OKLAHOMA CITY — More than 25,000 parents, students and educators are expected to converge on the Oklahoma Capitol on Monday to rally for more money for public education.
Organizers hope to persuade legislators to reverse years of cuts to the state’s schools, said Linda Hampton, president of the Oklahoma Education Association, one of the rally’s sponsors.
Many districts are giving teachers leave — on a school day — to attend. If the turnout is as high as expected, Monday’s rally would be the largest at the Capitol in nearly two decades.
“I’m just so proud,” Hampton said. “They’re willing to give up a day of their time to speak on behalf of Oklahoma’s children. I think that speaks volumes of how much they value Oklahoma’s (youth.)”

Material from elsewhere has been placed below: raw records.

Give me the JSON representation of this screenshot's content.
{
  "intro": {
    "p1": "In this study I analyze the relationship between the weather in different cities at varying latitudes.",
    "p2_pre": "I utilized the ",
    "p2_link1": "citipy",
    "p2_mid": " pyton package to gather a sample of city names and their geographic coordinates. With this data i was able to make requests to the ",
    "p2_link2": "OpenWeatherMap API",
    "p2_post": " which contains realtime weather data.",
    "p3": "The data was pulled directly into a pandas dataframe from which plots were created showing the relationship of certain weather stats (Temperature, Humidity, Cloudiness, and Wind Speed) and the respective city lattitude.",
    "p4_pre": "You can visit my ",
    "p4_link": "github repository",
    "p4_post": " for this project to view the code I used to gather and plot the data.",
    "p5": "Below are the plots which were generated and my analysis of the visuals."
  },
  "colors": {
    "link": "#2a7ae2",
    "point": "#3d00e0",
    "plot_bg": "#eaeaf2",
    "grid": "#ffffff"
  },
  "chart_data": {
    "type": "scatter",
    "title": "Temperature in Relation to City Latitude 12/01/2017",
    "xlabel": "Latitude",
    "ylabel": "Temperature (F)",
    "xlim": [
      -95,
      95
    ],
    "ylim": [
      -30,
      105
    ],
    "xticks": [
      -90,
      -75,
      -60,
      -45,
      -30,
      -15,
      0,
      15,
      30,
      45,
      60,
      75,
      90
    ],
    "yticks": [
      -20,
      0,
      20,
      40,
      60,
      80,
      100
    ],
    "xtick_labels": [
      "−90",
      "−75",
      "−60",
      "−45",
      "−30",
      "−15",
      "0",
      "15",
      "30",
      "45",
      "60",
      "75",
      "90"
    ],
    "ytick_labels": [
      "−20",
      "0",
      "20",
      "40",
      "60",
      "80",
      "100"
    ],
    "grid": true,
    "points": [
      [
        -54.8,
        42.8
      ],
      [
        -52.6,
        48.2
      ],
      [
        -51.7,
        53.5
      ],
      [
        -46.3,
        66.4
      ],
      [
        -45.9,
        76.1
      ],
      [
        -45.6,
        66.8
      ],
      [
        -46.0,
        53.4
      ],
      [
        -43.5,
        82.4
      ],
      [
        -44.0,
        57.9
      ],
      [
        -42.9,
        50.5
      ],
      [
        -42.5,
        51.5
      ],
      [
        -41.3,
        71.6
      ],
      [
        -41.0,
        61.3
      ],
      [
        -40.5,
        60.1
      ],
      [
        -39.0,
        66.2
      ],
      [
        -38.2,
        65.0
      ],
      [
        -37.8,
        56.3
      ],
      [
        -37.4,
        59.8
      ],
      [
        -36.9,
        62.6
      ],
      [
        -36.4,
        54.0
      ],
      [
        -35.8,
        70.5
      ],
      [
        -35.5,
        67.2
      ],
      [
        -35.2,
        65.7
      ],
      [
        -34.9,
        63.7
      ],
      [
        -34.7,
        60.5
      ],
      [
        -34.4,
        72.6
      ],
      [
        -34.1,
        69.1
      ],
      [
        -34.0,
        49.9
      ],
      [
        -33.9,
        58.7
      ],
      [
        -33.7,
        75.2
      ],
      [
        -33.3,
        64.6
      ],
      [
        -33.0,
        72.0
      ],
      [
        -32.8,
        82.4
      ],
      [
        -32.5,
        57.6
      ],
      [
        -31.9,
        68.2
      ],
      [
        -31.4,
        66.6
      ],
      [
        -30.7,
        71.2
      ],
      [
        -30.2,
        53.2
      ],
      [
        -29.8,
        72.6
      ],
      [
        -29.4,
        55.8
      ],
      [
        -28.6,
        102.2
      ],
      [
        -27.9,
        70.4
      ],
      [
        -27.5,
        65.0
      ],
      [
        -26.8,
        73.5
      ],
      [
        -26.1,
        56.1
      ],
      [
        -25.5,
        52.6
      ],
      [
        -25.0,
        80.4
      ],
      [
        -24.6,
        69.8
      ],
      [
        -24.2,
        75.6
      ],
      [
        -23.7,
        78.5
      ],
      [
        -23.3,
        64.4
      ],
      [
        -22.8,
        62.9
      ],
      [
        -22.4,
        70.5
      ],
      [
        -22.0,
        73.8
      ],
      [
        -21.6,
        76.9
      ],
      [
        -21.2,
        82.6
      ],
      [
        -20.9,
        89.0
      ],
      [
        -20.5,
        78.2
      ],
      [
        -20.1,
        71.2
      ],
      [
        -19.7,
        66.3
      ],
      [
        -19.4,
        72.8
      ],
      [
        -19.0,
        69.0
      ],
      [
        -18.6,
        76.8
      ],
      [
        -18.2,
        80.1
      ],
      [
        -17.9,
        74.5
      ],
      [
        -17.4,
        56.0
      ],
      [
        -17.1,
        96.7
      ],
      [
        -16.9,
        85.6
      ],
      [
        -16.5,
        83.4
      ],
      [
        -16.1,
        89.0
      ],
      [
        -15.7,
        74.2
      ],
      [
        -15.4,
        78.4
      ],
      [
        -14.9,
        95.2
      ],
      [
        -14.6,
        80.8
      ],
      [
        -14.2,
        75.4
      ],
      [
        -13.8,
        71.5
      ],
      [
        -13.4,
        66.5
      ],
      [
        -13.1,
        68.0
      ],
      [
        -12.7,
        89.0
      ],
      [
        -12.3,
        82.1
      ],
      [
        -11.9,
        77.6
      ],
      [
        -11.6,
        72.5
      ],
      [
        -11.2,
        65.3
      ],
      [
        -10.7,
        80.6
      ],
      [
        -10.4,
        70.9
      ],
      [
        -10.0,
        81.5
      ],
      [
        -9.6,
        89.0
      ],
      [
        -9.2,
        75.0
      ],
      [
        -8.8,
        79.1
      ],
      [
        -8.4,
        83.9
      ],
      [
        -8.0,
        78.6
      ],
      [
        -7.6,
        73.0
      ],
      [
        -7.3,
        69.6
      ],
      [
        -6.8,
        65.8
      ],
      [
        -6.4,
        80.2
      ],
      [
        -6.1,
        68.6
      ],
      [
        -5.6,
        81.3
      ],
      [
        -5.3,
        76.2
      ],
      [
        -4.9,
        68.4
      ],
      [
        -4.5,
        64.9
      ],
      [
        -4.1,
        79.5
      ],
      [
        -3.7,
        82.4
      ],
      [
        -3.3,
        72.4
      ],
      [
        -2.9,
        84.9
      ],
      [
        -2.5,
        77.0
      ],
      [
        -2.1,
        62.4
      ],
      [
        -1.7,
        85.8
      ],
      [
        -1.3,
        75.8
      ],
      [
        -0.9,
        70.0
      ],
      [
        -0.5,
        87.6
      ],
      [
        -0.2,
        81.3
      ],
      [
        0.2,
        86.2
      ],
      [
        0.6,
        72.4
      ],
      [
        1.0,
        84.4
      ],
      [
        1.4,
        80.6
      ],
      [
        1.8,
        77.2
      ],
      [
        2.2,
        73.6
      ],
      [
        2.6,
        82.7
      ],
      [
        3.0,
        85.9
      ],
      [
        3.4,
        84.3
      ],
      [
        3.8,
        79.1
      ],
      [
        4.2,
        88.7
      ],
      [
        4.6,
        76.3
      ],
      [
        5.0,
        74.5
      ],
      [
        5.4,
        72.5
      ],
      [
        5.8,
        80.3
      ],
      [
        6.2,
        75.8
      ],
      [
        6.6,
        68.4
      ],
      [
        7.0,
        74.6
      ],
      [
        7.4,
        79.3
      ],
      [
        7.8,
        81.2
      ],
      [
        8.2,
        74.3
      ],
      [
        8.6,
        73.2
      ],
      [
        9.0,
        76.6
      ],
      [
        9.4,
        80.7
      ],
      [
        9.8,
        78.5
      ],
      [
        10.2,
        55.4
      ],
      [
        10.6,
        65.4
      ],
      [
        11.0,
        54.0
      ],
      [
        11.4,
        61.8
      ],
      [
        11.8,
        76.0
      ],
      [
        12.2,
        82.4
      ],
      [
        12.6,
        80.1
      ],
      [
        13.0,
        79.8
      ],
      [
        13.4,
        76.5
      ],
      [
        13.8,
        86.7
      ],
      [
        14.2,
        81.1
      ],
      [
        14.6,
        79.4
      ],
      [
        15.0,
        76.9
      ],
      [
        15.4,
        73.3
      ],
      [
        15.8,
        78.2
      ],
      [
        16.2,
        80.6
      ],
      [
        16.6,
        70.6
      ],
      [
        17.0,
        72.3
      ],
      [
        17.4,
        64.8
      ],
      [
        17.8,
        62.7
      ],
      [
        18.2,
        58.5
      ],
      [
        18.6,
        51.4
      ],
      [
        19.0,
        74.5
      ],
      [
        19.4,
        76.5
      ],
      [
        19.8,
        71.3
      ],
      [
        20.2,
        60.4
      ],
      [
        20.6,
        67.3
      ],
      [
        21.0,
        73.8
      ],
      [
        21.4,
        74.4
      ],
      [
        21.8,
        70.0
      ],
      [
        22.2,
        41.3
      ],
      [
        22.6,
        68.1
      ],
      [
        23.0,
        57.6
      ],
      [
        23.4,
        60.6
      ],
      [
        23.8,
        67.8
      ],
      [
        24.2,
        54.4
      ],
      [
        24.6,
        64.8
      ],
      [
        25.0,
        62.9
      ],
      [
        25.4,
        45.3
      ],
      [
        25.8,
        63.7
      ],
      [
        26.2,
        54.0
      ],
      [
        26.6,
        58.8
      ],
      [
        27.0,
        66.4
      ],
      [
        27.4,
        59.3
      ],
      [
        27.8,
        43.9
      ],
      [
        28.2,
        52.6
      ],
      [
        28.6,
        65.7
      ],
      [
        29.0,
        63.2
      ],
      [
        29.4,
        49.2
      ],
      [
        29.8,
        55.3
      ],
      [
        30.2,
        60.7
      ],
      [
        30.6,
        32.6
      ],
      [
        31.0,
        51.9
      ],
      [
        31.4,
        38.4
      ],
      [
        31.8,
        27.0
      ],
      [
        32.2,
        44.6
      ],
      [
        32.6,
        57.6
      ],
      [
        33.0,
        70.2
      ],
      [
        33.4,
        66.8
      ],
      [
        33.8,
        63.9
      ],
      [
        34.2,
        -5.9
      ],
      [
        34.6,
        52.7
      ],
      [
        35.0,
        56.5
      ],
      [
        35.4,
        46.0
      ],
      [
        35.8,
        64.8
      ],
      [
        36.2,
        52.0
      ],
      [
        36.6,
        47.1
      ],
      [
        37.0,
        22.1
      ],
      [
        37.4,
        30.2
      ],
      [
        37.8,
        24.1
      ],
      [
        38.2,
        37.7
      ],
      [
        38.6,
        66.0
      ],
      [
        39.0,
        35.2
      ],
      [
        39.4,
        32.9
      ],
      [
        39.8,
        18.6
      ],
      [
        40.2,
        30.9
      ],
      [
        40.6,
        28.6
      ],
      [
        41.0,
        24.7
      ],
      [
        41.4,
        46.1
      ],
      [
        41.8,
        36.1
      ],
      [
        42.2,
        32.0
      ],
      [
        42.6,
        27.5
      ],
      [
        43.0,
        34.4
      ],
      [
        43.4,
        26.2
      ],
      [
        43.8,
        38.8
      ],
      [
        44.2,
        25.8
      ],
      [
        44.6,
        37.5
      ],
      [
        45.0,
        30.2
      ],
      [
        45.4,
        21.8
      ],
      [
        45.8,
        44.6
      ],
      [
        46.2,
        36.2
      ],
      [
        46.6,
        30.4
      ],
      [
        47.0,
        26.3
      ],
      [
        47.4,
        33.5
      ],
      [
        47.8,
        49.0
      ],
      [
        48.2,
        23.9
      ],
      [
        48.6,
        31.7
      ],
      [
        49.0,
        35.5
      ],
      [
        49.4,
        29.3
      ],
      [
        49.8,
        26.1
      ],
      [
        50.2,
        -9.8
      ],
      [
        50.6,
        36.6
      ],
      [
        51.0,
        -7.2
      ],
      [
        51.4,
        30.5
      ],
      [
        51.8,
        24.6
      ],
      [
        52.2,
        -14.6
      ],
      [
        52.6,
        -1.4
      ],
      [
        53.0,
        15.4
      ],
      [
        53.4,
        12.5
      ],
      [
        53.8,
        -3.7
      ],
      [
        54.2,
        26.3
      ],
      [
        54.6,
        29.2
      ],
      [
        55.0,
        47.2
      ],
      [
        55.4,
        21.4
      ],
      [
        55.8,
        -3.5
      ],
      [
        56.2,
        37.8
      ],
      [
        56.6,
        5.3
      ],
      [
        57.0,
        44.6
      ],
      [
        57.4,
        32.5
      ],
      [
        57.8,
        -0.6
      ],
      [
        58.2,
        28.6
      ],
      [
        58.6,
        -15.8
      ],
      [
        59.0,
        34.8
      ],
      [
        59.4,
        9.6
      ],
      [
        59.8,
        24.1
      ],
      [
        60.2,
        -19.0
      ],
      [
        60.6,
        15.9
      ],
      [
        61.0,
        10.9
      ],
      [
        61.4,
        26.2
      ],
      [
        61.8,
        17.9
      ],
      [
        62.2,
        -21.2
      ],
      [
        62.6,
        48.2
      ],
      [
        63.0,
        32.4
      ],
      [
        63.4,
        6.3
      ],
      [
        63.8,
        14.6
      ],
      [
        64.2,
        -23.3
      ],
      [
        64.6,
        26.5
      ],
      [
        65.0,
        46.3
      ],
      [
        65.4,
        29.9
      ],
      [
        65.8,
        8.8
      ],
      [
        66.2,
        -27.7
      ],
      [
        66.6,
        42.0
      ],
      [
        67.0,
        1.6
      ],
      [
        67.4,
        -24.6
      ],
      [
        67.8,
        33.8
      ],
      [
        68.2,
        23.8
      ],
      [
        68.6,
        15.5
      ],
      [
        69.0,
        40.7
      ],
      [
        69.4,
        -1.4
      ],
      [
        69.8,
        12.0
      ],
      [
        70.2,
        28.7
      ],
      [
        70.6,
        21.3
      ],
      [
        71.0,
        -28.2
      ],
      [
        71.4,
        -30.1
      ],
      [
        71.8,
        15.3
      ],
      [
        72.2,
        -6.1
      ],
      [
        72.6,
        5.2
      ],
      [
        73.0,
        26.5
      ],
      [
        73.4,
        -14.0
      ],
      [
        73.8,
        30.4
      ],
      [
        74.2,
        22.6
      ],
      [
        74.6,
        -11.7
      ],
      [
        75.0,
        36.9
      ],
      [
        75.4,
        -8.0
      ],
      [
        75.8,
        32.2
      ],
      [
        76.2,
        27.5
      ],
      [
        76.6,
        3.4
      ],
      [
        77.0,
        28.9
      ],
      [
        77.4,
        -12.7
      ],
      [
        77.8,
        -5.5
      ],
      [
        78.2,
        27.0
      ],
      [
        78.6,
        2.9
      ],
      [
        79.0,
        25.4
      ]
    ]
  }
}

Hampton said Oklahoma schools have tens of thousands more students, but are operating with fewer teachers and millions of dollars less in their budgets.
State appropriations for the schools has dropped from just over $2 billion in fiscal year 2009 to about $1.8 billion this year, according to the state Department of Education. In the meantime, enrollment in Oklahoma schools has increased from about 654,000 to about 681,000 during the same period.
Funding per pupil has fallen from $3,275 to $3,032, according to the state.
“We can’t expect everything from public education and only pay for little pieces here and there of it,” Hampton said.
Jeffery Corbett, president of the Oklahoma PTA and a Stillwater resident, said he’s not surprised that so many people will attend the rally.
“They understand our education system is at a point where we need to see a change,” he said.
But educators won’t be the only group lobbying legislators Monday.
Dave Bond, CEO of the Oklahoma Council of Public Affairs, said his bipartisan organization will also be at the Capitol on Monday to ensure “a well-rounded conversation about how we can have the best schools in America.”